Es verdad que en la bienaventuranza de Jesús estamos implicados nosotros, pues por la bondad divina ocurrió que Tomás estuviera ausente, dudara y exigiera verificar la resurrección de Cristo, palpando sus heridas. Así lo interpreta el Papa San Gregorio Magno (590-604 d.C.): «Esto no ocurrió por casualidad, sino por disposición divina. En efecto, la clemencia divina actuó de modo admirable, de manera que, habiendo dudado aquel discípulo, mientras palpaba en su maestro las heridas de la carne sanara en nosotros las heridas de la incredulidad. Es así que más aprovechó a nosotros la incredulidad de Tomás que la fe de los demás apóstoles. Él palpando fue devuelto a la fe para que nuestra mente, alejada toda duda, se consolide en la fe. Dudando y palpando aquel discípulo fue un verdadero testigo de la resurrección».

«Todos los creyentes vivían unidos y tenían todo en común»

Leemos en el relato de los «Hechos de los Apóstoles» de San Lucas, un bellísimo retrato de la vida íntima de la comunidad cristiana de Jerusalén. Con términos muy parecidos lo leemos también en 4,32-37 y en 5,12-16. Son los llamados «sumarios» y presentan las características fundamentales de la comunidad: asistencia asidua a la enseñanza de los Apóstoles, unión o «koinonía» , fracción del pan y oraciones. Podemos decir que ya aparecen aquí en acción los tres elementos más característicos de la vida de la Iglesia: enseñanza jerárquica, unión en la caridad, culto público y sacramental.

Una palabra del Santo Padre:

«El pasaje evangélico de hoy, «Domingo in albis», narra dos apariciones del Resucitado a los Apóstoles: una, el mismo día de Pascua y, otra, ocho días después. La tarde del primer día después del sábado, mientras los Apóstoles se encuentran reunidos en un único lugar, con las puertas cerradas por miedo a los judíos se presenta Jesús y les dice: «Paz a vosotros» (Jn 20, 19). En realidad, con ese saludo les ofrece el don de la auténtica paz, fruto de su muerte y resurrección.

En el misterio pascual se realizó, efectivamente, la reconciliación definitiva de la humanidad con Dios, que es la fuente de todo progreso verdadero hacia la plena pacificación de los hombres y de los puebles entre sí y con Dios. Jesús confía, después, a los Apóstoles la tarea de proseguir su misión salvífica, para que a través de su ministerio la salvación llegue a todos los lugares y a todos los tiempos de la historia humana: «Como el Padre me ha enviado, así también os envío yo» (Jn 20, 21). El gesto de encomendarles la misión evangelizadora y el poder de perdonar los pecados está íntimamente relacionado con el don del Espíritu, como indican sus palabras: «Recibid el Espíritu Santo a quienes perdonéis los pecados les quedan perdonados» (Jn 21, 22 23).

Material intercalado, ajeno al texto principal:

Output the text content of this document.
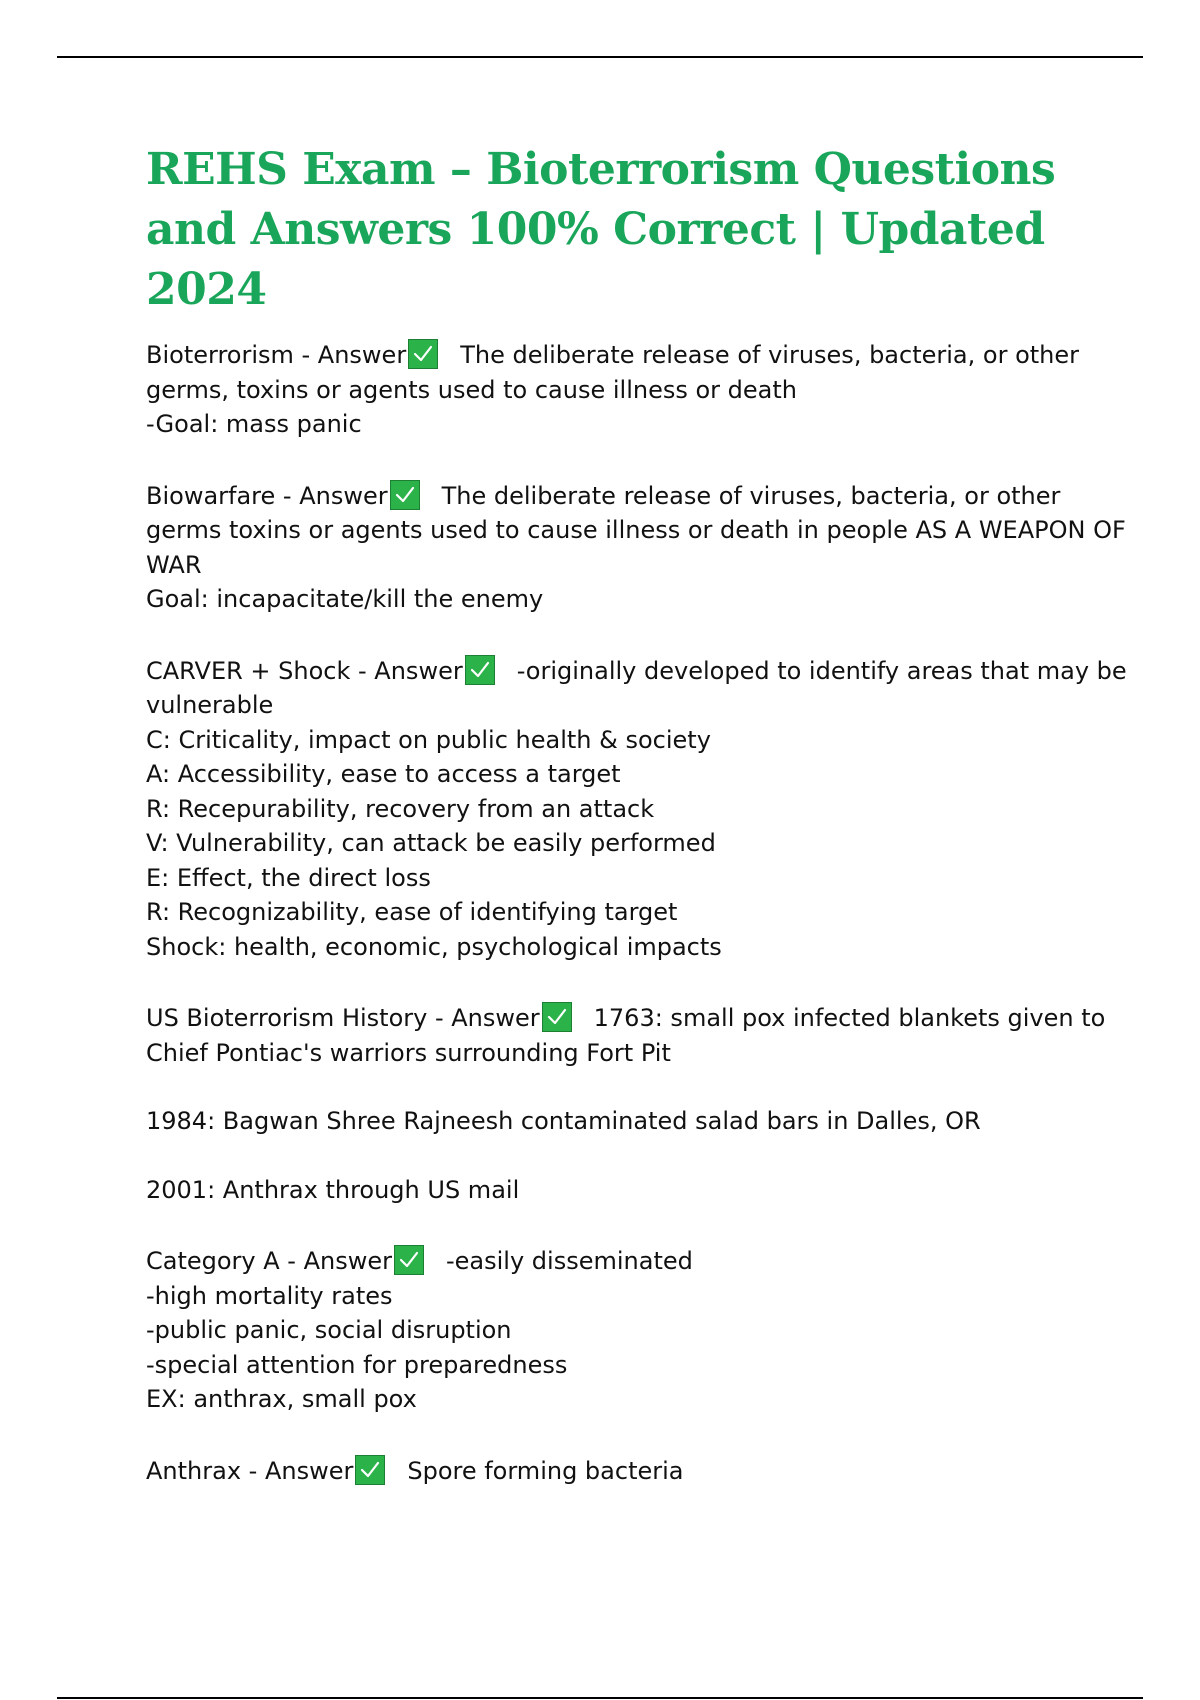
REHS Exam – Bioterrorism Questions and Answers 100% Correct | Updated 2024
Bioterrorism - Answer The deliberate release of viruses, bacteria, or other
germs, toxins or agents used to cause illness or death
-Goal: mass panic
Biowarfare - Answer The deliberate release of viruses, bacteria, or other
germs toxins or agents used to cause illness or death in people AS A WEAPON OF
WAR
Goal: incapacitate/kill the enemy
CARVER + Shock - Answer -originally developed to identify areas that may be
vulnerable
C: Criticality, impact on public health & society
A: Accessibility, ease to access a target
R: Recepurability, recovery from an attack
V: Vulnerability, can attack be easily performed
E: Effect, the direct loss
R: Recognizability, ease of identifying target
Shock: health, economic, psychological impacts
US Bioterrorism History - Answer 1763: small pox infected blankets given to
Chief Pontiac's warriors surrounding Fort Pit
1984: Bagwan Shree Rajneesh contaminated salad bars in Dalles, OR
2001: Anthrax through US mail
Category A - Answer -easily disseminated
-high mortality rates
-public panic, social disruption
-special attention for preparedness
EX: anthrax, small pox
Anthrax - Answer Spore forming bacteria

Con estas palabras, Jesús encomienda a sus discípulos el ministerio de la misericordia. En efecto, en el misterio pascual se manifiesta plenamente el amor salvífico de Dios, rico en misericordia, «dives in misericordia» (cf. Ef 2, 4). En este segundo Domingo de Pascua, la liturgia nos invita a reflexionar de modo particular en la misericordia divina, que supera todo límite humano y resplandece en la oscuridad del mal y del pecado. La Iglesia nos impulsa a acercarnos con confianza a Cristo, quien, con su muerte y su resurrección, revela plena y definitivamente las extraordinarias riquezas del amor misericordioso de Dios».

Juan Pablo II. Homilía del II Domingo de Pascua, 6 de abril de 1997.

Vivamos nuestro Domingo a lo largo de la semana

1. ¿Qué medios voy a poner para vivir la alegría de la Pascua en mi familia?

2. Tomemos conciencia de la importancia al decir «Señor mío y Dios mío» en el sacrificio eucarístico.

3. Leamos en el Catecismo de la Iglesia Católica los numerales: 727-730. 1166-1167. 1341- 1344.